Other myths, for instance that palliative care is just about relieving physical pain or only takes place in a hospice, mean that the broader benefits of integrating this care into health systems are usually only known by those who provide it.
In fact, from reducing hospital admissions to helping prevent illness, integrated palliative care is uniquely placed to bring many advantages to health systems. When efforts are made to expand palliative care from the community level and into hospitals, not only does it help improve referrals into palliative services but it can improve the approach to patient care generally in the institution. According to Dr Liz Grant, who heads up the Global Health Academy at Edinburgh University and was involved in a project to integrate palliative care into twelve hospitals across four African countries, good palliative care that is holistic, with effective logistics and a diverse team, has a broad positive impact across healthcare.
“If palliative care functions like that as a service and an approach to care, then the beauty of that is that it does improve healthcare right across the sector,” she says. “People then think this patient is a person rather than this person has a problem.”
Educating hospital staff in this approach also helps to ensure that this type of care is not limited to specialist areas or only available to patients living with certain diseases. Because one hospital doctor would treat a myriad of people living with different illness, any skills they received in palliative care would impact across the disease spectrum.
“It cascades into other areas,” explains director of programmes at the African Palliative Care Association (APCA) Fatia Kiyange. “Doctors who treat children will also be treating adults. Doctors treating HIV will also be treating TB. Palliative care can definitely cascade across the system.”
As well as its low cost and low tech approach to pain relief, and its tendency to use locally available resources, Kiyange argues that the long term patient centred approach of palliative care means it has big potential to strengthen health systems.
“The patient and family are at the centre of palliative care,” she says. “Care is provided along the continuum, right from the beginning to the end and beyond that for the development of the family. Care is also offered in the setting of choice for the patient and family.”
This focus on the patient and the family also means palliative care providers can help in an area they are not often associated with: preventative care. With a large proportion of Africans never seeing a health worker at all in their lifetime, the opportunities to make an early diagnosis or to educate people about preventing illness are reduced. But because palliative care workers in African countries usually go into a family home to provide care, they have a unique chance to interact with a family, identify health risks and try to prevent them from happening.

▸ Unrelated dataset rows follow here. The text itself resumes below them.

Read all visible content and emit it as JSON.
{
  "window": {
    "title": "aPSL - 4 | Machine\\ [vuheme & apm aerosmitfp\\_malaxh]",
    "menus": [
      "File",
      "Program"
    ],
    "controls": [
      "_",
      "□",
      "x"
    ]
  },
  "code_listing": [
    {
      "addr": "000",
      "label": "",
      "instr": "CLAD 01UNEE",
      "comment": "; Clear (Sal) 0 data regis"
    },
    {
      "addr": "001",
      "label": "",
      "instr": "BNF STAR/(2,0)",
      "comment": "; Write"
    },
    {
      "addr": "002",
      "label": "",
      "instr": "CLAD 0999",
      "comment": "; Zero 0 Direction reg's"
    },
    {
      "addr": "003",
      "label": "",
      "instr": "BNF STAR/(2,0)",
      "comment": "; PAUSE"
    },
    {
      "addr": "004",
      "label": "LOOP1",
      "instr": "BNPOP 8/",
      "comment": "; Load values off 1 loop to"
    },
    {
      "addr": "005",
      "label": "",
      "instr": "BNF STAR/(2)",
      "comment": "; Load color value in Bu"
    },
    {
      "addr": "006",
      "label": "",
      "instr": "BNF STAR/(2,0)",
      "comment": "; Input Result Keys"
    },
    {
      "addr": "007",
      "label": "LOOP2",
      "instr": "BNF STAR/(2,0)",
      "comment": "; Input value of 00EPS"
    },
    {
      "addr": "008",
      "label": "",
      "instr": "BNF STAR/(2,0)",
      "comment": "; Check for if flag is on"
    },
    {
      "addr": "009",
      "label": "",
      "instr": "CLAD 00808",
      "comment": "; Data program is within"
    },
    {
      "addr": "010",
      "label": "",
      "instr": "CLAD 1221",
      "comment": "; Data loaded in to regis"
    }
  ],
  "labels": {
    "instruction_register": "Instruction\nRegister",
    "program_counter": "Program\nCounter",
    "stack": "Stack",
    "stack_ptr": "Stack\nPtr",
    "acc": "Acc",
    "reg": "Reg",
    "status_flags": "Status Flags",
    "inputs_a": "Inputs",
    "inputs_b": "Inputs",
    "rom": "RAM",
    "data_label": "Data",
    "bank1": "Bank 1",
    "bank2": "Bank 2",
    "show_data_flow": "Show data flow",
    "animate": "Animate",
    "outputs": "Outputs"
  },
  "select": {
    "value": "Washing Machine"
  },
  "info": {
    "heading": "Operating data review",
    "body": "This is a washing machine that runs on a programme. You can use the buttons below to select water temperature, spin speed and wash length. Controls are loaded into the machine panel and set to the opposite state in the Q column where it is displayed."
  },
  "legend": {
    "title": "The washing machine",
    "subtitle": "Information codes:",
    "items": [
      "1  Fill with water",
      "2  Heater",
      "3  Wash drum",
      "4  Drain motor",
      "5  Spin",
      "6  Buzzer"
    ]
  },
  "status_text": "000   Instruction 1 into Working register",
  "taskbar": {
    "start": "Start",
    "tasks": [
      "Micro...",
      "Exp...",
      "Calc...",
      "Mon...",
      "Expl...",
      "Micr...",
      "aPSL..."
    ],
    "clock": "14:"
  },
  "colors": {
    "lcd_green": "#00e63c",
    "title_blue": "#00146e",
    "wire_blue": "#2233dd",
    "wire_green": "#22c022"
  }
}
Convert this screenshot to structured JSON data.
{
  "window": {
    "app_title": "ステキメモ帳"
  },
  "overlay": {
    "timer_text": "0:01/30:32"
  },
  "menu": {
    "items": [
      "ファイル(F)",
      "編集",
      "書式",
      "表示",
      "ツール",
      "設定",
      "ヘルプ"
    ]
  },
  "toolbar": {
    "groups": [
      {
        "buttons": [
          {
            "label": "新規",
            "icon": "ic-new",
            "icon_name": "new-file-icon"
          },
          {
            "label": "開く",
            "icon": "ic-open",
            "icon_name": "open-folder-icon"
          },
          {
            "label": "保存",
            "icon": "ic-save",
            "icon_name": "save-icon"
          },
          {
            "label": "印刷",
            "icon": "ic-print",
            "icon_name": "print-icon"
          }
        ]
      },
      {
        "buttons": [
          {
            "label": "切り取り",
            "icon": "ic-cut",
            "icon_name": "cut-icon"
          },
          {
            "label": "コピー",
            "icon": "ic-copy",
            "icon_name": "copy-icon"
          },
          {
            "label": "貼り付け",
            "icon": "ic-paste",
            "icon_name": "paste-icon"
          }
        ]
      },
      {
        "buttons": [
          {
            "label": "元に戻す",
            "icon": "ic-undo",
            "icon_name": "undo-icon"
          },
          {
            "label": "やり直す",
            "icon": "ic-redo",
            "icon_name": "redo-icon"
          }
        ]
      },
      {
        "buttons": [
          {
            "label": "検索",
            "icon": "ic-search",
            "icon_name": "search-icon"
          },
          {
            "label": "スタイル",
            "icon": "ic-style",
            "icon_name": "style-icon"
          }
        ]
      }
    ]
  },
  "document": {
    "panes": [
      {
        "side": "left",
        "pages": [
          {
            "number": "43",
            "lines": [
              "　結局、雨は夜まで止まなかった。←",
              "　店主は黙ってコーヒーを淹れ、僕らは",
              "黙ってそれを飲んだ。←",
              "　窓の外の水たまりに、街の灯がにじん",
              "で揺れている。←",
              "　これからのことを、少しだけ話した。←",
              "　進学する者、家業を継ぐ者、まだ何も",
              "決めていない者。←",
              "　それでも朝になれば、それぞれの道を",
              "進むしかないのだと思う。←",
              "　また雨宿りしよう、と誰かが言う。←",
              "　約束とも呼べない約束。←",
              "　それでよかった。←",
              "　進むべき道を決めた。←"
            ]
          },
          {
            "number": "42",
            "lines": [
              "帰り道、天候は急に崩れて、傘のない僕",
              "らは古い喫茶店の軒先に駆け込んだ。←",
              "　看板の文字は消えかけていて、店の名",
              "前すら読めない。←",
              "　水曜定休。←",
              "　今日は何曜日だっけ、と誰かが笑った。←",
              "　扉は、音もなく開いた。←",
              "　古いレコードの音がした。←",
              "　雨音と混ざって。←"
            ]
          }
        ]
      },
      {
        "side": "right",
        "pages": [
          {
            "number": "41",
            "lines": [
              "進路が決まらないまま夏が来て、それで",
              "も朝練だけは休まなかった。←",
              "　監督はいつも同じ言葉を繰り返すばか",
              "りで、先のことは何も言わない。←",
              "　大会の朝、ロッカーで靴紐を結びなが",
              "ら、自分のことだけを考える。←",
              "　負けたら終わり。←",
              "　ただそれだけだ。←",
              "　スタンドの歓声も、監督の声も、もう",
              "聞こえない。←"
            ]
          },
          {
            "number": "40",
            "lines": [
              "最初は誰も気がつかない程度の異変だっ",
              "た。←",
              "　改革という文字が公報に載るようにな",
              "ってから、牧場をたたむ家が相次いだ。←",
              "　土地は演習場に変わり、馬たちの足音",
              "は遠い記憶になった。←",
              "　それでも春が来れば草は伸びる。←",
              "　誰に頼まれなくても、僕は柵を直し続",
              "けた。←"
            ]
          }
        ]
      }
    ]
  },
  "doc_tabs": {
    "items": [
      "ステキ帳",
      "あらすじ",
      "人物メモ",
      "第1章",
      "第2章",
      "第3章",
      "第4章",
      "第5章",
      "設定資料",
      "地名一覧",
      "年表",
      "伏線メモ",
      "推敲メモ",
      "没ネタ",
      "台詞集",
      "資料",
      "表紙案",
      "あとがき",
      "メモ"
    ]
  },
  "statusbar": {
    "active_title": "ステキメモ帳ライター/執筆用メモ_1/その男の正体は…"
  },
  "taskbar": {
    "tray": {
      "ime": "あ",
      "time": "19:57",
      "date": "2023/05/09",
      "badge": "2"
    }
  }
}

Whilst visiting a mother who has cervical cancer, a palliative care worker might be able to identify young daughters who have not had the HPV vaccine and show them how or where to get it. Educating families in sanitation, or identifying those at risk from sexually transmitted diseases such as HIV or Hepatitis B are also opportunities for palliative care workers to contribute to preventative care through their home visits. According to Executive Director of APCA, Dr Emmanuel Luyirika, these workers would be doing a disservice if they just walked away from that situation without acting.
“It’s important to have our eyes and ears open for the families,” he told an audience of palliative care specialists at the APCA/HPCA conference in Johannesburg in September. “We also need to dispel the myth that palliative care providers are too burdened, or too specialised and busy to be involved in the prevention of illness for the patient and the family.”
To harness these benefits, it’s also important to both build an evidence base and ensure commitment from policy makers. At the same conference, calls were made for more research to be done on the relationship between palliative care and preventative care. And garnering political commitment to building standalone palliative care policies in-country was emphasised as essential for integrating palliative care into public health.
“Some countries have done well integrating palliative care into HIV strategies but then people working in non-communicable diseases are reluctant because they think it’s not their business and that’s very dangerous,” says Kiyange. Rather than a scattered approach, standalone policies make it easier to sustain palliative care politically and therefore have a long lasting impact on health systems. “[Countries] need a one point reference where somebody can go for palliative care,” she said. “It needs to be consolidated into one document that can speak for palliative care at a national level.”
Having palliative care firmly represented in national policy makes it easier for services to be integrated and funded at district and hospital level. It’s part of what Dr Grant describes as turning the ‘microcosm’ of palliative care services into ‘macro’, ensuring the benefits of palliative care can be appreciated throughout the health sector.
“Palliative care really captures the real essence of caring and we need to get that out there,” she says. “This is one way a health system can really work – and we have a model.”